The competitive flat season is now over, the stragglers are now having their concluding runs of the long season, visibly running on hot-air. The lower rated horses are searching for glory on the all-weather now the bigger stables are taking a well-earned break. Owners needs some sort of prize-money to keep the show on the road. That leaves punters in the dilemma of struggling to read the flat form angles. Perceptibly the flat ”winter form” don’t make straightforward reading. Its undependable, a lot of guesswork and market-movers is your only chance of a winner realistically.
The similar situation can be related to the fresh national hunt season, as most of the participants are coming back of extensive breaks, bookies pricing them up on last season’s form figures, preying on the vulnerable punters giving them prohibitive odds for a thoroughbred on their seasonal return. Generally, a group one winning horse can go off 1/3, that rates no value for a theoretically ring-rusty horse who is not going to be given a power-packed ride on return, a good blow out Is more the design. It’s a long season in front of them, why would any trainer want to play their hand-fully in November.

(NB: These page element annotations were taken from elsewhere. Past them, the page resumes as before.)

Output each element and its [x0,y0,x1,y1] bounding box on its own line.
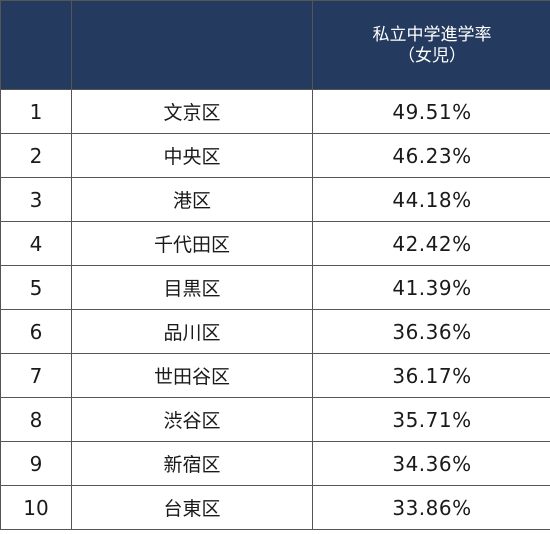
rate-cell: 36.36% [312,309,550,354]
rank-cell: 8 [0,397,72,442]
rank-cell: 7 [0,353,72,398]
header-rate-title: 私立中学進学率 [372,25,492,45]
table-row: 1 文京区 49.51% [0,89,550,134]
header-rate-subtitle: （女児） [398,46,466,66]
header-row: 私立中学進学率 （女児） [0,0,550,90]
rate-cell: 36.17% [312,353,550,398]
rank-cell: 9 [0,441,72,486]
ward-cell: 港区 [71,177,313,222]
ward-cell: 新宿区 [71,441,313,486]
rank-cell: 6 [0,309,72,354]
rate-cell: 34.36% [312,441,550,486]
ward-cell: 渋谷区 [71,397,313,442]
table-row: 3 港区 44.18% [0,177,550,222]
header-rank [0,0,72,90]
ward-cell: 中央区 [71,133,313,178]
table-row: 10 台東区 33.86% [0,485,550,530]
rate-cell: 41.39% [312,265,550,310]
rate-cell: 35.71% [312,397,550,442]
rank-cell: 4 [0,221,72,266]
rank-cell: 2 [0,133,72,178]
rate-cell: 44.18% [312,177,550,222]
rank-cell: 3 [0,177,72,222]
header-rate: 私立中学進学率 （女児） [312,0,550,90]
table-row: 7 世田谷区 36.17% [0,353,550,398]
rate-cell: 49.51% [312,89,550,134]
table-row: 6 品川区 36.36% [0,309,550,354]
table-row: 4 千代田区 42.42% [0,221,550,266]
ward-cell: 世田谷区 [71,353,313,398]
ward-cell: 品川区 [71,309,313,354]
table-body: 1 文京区 49.51% 2 中央区 46.23% 3 港区 44.18% 4 … [0,89,550,530]
rate-cell: 33.86% [312,485,550,530]
ward-cell: 目黒区 [71,265,313,310]
rank-cell: 10 [0,485,72,530]
ward-cell: 台東区 [71,485,313,530]
table-row: 9 新宿区 34.36% [0,441,550,486]
rank-cell: 1 [0,89,72,134]
rate-cell: 42.42% [312,221,550,266]
table-header: 私立中学進学率 （女児） [0,0,550,90]
table-row: 8 渋谷区 35.71% [0,397,550,442]
ward-cell: 文京区 [71,89,313,134]
header-ward [71,0,313,90]
table-row: 5 目黒区 41.39% [0,265,550,310]
rate-cell: 46.23% [312,133,550,178]
ward-cell: 千代田区 [71,221,313,266]
table-row: 2 中央区 46.23% [0,133,550,178]
rank-cell: 5 [0,265,72,310]
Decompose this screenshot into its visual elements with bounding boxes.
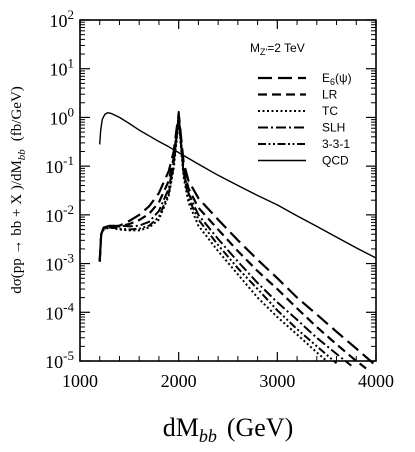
y-tick-label: 10-4: [45, 299, 74, 323]
legend: MZ'=2 TeV E6(ψ)LR TC SLH 3-3-1 QCD: [250, 41, 352, 168]
x-tick-label: 3000: [259, 371, 295, 391]
ticks-layer: 1000 2000 3000 4000 102 101 100 10-1 10-2 10-3 10-…: [45, 7, 394, 391]
y-tick-label: 10-2: [45, 202, 74, 226]
series-line-3-3-1: [98, 110, 338, 364]
series-line-e6: [98, 112, 377, 367]
x-tick-label: 2000: [161, 371, 197, 391]
y-tick-label: 102: [50, 7, 75, 31]
y-axis-title: dσ(pp → bb + X )/dMbb(fb/GeV): [9, 86, 28, 294]
x-axis-title: dMbb (GeV): [163, 413, 294, 446]
legend-label-qcd: QCD: [322, 154, 349, 168]
y-tick-label: 100: [50, 104, 75, 128]
plot-frame: [79, 19, 377, 362]
legend-label-tc: TC: [322, 104, 338, 118]
y-tick-label: 101: [50, 56, 75, 80]
x-tick-label: 1000: [62, 371, 98, 391]
legend-title: MZ'=2 TeV: [250, 41, 305, 57]
series-layer: [98, 110, 377, 370]
series-line-slh: [98, 114, 352, 367]
y-tick-label: 10-3: [45, 251, 74, 275]
series-line-tc: [98, 118, 328, 362]
y-tick-label: 10-5: [45, 348, 74, 372]
legend-label-3-3-1: 3-3-1: [322, 137, 350, 151]
series-line-qcd: [99, 112, 377, 259]
x-tick-label: 4000: [358, 371, 394, 391]
legend-label-lr: LR: [322, 88, 338, 102]
y-tick-label: 10-1: [45, 153, 74, 177]
legend-label-slh: SLH: [322, 121, 345, 135]
legend-label-e6: E6(ψ): [322, 71, 352, 87]
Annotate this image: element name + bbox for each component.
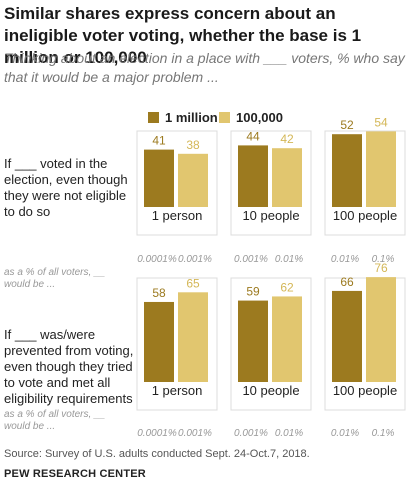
bar-value-label: 76 [374, 261, 388, 275]
percent-of-voters-label: 0.01% [331, 428, 359, 439]
bar [366, 277, 396, 382]
bar-value-label: 59 [246, 285, 260, 299]
category-label: 1 person [152, 208, 203, 223]
percent-of-voters-label: 0.01% [331, 254, 359, 265]
bar-value-label: 52 [340, 118, 354, 132]
percent-of-voters-label: 0.1% [372, 254, 395, 265]
legend-item-1-million: 1 million [148, 110, 218, 125]
bar-value-label: 44 [246, 129, 260, 143]
bar-value-label: 66 [340, 275, 354, 289]
bar [272, 296, 302, 382]
source-note: Source: Survey of U.S. adults conducted … [4, 448, 310, 460]
bar [272, 148, 302, 207]
pane-frame [230, 130, 312, 236]
pane-frame [136, 277, 218, 411]
bar-value-label: 54 [374, 115, 388, 129]
row-note-2: as a % of all voters, __ would be ... [4, 409, 106, 432]
chart-subtitle: Thinking about an election in a place wi… [4, 50, 405, 85]
percent-of-voters-label: 0.001% [234, 428, 268, 439]
legend-label-1-million: 1 million [165, 110, 218, 125]
bar-value-label: 42 [280, 132, 294, 146]
bar [332, 134, 362, 207]
percent-of-voters-label: 0.001% [178, 428, 212, 439]
category-label: 10 people [242, 383, 299, 398]
bar-value-label: 58 [152, 286, 166, 300]
percent-of-voters-label: 0.1% [372, 428, 395, 439]
percent-of-voters-label: 0.001% [178, 254, 212, 265]
legend-item-100000: 100,000 [219, 110, 283, 125]
bar-value-label: 62 [280, 280, 294, 294]
bar [366, 131, 396, 207]
pane-frame [136, 130, 218, 236]
legend-swatch-1-million [148, 112, 159, 123]
bar-value-label: 41 [152, 134, 166, 148]
bar [238, 145, 268, 207]
bar-value-label: 38 [186, 138, 200, 152]
chart-title: Similar shares express concern about an … [4, 4, 362, 67]
bar [178, 292, 208, 382]
row-label-prevented-from-voting: If ___ was/were prevented from voting, e… [4, 327, 134, 406]
category-label: 1 person [152, 383, 203, 398]
row-label-voted-ineligible: If ___ voted in the election, even thoug… [4, 156, 128, 219]
pane-frame [324, 130, 406, 236]
legend-label-100000: 100,000 [236, 110, 283, 125]
pane-frame [230, 277, 312, 411]
bar [332, 290, 362, 382]
bar [144, 149, 174, 207]
bar [144, 301, 174, 382]
pane-frame [324, 277, 406, 411]
category-label: 10 people [242, 208, 299, 223]
category-label: 100 people [333, 383, 397, 398]
percent-of-voters-label: 0.0001% [137, 254, 177, 265]
bar [178, 153, 208, 207]
bar [238, 300, 268, 382]
org-name: PEW RESEARCH CENTER [4, 468, 146, 480]
legend-swatch-100000 [219, 112, 230, 123]
percent-of-voters-label: 0.0001% [137, 428, 177, 439]
category-label: 100 people [333, 208, 397, 223]
row-note-1: as a % of all voters, __ would be ... [4, 267, 106, 290]
bar-value-label: 65 [186, 276, 200, 290]
percent-of-voters-label: 0.01% [275, 428, 303, 439]
percent-of-voters-label: 0.01% [275, 254, 303, 265]
percent-of-voters-label: 0.001% [234, 254, 268, 265]
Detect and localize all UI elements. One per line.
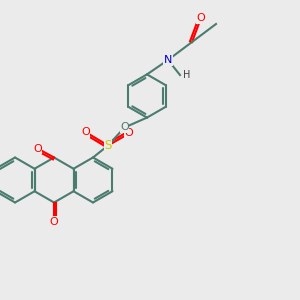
Text: O: O [33, 143, 42, 154]
Text: N: N [164, 55, 172, 65]
Text: H: H [183, 70, 190, 80]
Text: O: O [120, 122, 129, 133]
Text: O: O [81, 127, 90, 137]
Text: O: O [50, 217, 58, 227]
Text: O: O [196, 13, 206, 23]
Text: S: S [104, 139, 112, 152]
Text: O: O [124, 128, 134, 139]
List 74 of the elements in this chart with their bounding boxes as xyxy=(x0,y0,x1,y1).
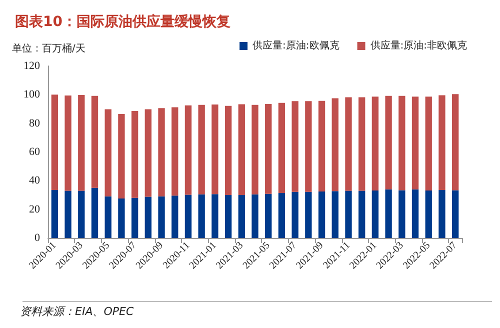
bar xyxy=(104,109,112,196)
legend-label: 供应量:原油:欧佩克 xyxy=(252,40,340,52)
bar xyxy=(358,97,366,191)
bar xyxy=(345,97,352,191)
bar xyxy=(131,198,138,238)
y-tick-label: 80 xyxy=(29,117,40,130)
bar xyxy=(385,189,392,238)
bar xyxy=(91,188,98,238)
y-tick-label: 60 xyxy=(29,146,40,158)
bar xyxy=(238,104,245,195)
bar xyxy=(278,192,286,238)
bar xyxy=(372,96,379,191)
y-axis-title: 单位：百万桶/天 xyxy=(12,42,86,54)
y-tick-label: 100 xyxy=(24,88,40,101)
bar xyxy=(265,104,272,194)
bar xyxy=(372,190,379,238)
y-tick-label: 20 xyxy=(29,203,40,216)
bar xyxy=(332,191,338,238)
bar xyxy=(172,107,178,196)
bar xyxy=(184,194,192,238)
bar xyxy=(438,190,446,238)
y-tick-label: 120 xyxy=(24,60,40,72)
bar xyxy=(398,96,406,190)
bar xyxy=(358,190,366,238)
bar xyxy=(198,194,205,238)
legend-label: 供应量:原油:非欧佩克 xyxy=(370,40,468,52)
bar xyxy=(452,190,459,238)
bar xyxy=(184,105,192,195)
bar xyxy=(425,190,432,238)
bar xyxy=(118,114,125,198)
bar xyxy=(305,192,312,238)
bar xyxy=(212,194,218,238)
bar xyxy=(425,96,432,191)
chart-title: 图表10：国际原油供应量缓慢恢复 xyxy=(15,13,230,30)
bar xyxy=(292,192,298,238)
bar xyxy=(385,96,392,190)
bar xyxy=(144,109,152,197)
bar xyxy=(398,190,406,238)
y-tick-label: 40 xyxy=(29,174,40,187)
bar xyxy=(118,198,125,238)
bar xyxy=(238,195,245,238)
bar xyxy=(292,101,298,192)
bar xyxy=(452,94,459,190)
bar xyxy=(64,96,72,191)
bar xyxy=(305,101,312,192)
bar xyxy=(158,108,165,196)
bar xyxy=(252,194,258,238)
bar xyxy=(51,190,58,238)
bar xyxy=(345,190,352,238)
bar xyxy=(318,100,326,192)
bar xyxy=(51,94,58,190)
bar xyxy=(131,111,138,198)
bar xyxy=(265,194,272,238)
bar xyxy=(91,96,98,188)
y-tick-label: 0 xyxy=(34,232,40,244)
bar xyxy=(318,192,326,238)
text: 资料来源：EIA、OPEC xyxy=(20,305,134,318)
bar xyxy=(64,190,72,238)
bar xyxy=(198,104,205,194)
bar xyxy=(332,98,338,192)
bar xyxy=(212,104,218,194)
bar xyxy=(224,106,232,195)
bar xyxy=(78,94,85,191)
bar xyxy=(438,95,446,190)
bar xyxy=(172,196,178,238)
bar xyxy=(158,196,165,238)
bar xyxy=(412,96,419,190)
bar xyxy=(278,102,286,193)
bar xyxy=(412,189,419,238)
bar xyxy=(104,196,112,238)
bar xyxy=(144,196,152,238)
bar xyxy=(252,104,258,194)
bar xyxy=(224,195,232,238)
bar xyxy=(78,190,85,238)
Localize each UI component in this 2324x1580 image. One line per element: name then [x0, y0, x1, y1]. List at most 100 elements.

The majority of the star horses are ready to roll on return, but no way do they merits punters backing them as long odds on shot, one loss will almost eat away at all the winning one’s profit if you do your maths properly it’s a win-win situation for bookies. The punters are being given zero value.
I have talked to several prominent trainers who have all stated
“Our horses will be trying first time out however they sometimes need a good run to find their stride fully”
Them sort of statements put everything into perspective punters need to more sensible. The racing now is more of a watching brief. Keep your powder dry for the mouth-watering December racing when there are more attractive assignments to be won and the contenders are more equipped to be competitive.